Tuesday, July 28, 2009
TUESDAY, July 28 (HealthDay News) -- Most men with early prostate cancer who are following the active surveillance protocol are generally able to manage the mental stress of their situation very well; factors such as a neurotic personality score, high prostate-specific antigen, and poor health are associated with increased anxiety, according to a study published online July 27 in Cancer.
Roderick C.N. van den Bergh, M.D., of Erasmus University Medical Center in Rotterdam, Netherlands, and colleagues studied the mental health effects of the active surveillance protocol, in which men with early prostate cancer are monitored but not treated.
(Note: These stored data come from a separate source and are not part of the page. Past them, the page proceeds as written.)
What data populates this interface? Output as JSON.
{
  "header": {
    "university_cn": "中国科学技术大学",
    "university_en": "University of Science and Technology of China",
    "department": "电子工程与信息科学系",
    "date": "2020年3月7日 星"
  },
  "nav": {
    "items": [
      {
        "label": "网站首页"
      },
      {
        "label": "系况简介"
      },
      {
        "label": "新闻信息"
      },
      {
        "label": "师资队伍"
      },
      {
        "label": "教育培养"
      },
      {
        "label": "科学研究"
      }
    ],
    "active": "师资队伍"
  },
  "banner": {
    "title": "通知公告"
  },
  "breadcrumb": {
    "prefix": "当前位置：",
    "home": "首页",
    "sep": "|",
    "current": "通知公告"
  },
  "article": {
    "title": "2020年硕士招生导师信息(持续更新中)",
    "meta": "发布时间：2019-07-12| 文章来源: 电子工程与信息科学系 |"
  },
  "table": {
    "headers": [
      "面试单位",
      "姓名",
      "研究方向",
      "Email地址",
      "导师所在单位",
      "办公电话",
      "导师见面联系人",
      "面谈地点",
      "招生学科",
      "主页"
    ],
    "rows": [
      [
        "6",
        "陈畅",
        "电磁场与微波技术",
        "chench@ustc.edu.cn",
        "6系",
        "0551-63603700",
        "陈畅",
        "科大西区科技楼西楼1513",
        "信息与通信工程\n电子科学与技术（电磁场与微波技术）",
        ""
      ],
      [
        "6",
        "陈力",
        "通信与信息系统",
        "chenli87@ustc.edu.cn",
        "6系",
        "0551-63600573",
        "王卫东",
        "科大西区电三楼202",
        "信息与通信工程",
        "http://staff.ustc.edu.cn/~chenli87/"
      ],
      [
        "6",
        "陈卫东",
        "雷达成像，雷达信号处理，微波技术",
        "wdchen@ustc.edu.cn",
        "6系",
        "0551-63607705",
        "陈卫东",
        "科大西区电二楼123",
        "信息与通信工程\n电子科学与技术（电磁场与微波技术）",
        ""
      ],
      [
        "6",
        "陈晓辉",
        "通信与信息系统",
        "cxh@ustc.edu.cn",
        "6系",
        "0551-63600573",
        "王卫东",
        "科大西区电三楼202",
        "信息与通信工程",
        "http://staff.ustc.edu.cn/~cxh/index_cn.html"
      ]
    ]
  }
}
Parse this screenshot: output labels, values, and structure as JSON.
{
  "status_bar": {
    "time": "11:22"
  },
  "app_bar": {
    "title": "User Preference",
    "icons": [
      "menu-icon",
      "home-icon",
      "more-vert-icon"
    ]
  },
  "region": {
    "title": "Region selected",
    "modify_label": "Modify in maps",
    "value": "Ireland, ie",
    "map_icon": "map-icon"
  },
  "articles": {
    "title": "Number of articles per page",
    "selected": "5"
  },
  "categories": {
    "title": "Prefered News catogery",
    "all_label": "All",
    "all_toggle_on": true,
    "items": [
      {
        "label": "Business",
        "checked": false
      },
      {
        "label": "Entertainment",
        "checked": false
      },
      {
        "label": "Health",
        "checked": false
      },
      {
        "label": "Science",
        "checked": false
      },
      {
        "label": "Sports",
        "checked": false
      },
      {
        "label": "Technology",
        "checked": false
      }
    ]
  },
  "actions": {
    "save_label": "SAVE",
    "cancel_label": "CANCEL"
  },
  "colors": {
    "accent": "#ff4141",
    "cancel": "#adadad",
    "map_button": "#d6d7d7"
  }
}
The researchers administered questionnaires on depression, decisional conflict, general anxiety, and prostate cancer-specific anxiety to 150 subjects.
The researchers found that large majorities of the respondents scored better than the reference value in the medical literature for each category measured: 81 percent for decisional conflict, 92 percent for depression, 83 percent for generic anxiety, and 93 percent for prostate cancer-specific anxiety. Also, scores were comparable to, or better than, men who underwent other therapies for localized prostate cancer. Having a neurotic personality was associated with higher depression and both general and prostate cancer-specific anxiety, while having a higher prostate-specific antigen level was associated with higher prostate cancer-specific anxiety.
"Men on protocol-based active surveillance mainly reported favorable levels of anxiety and distress. A neurotic personality score was associated with unfavorable effects. These findings may help to optimize patient selection for active surveillance or to select men for supportive measures," the authors conclude.
The study was supported by the Prostate Cancer Research Foundation in Rotterdam, Netherlands.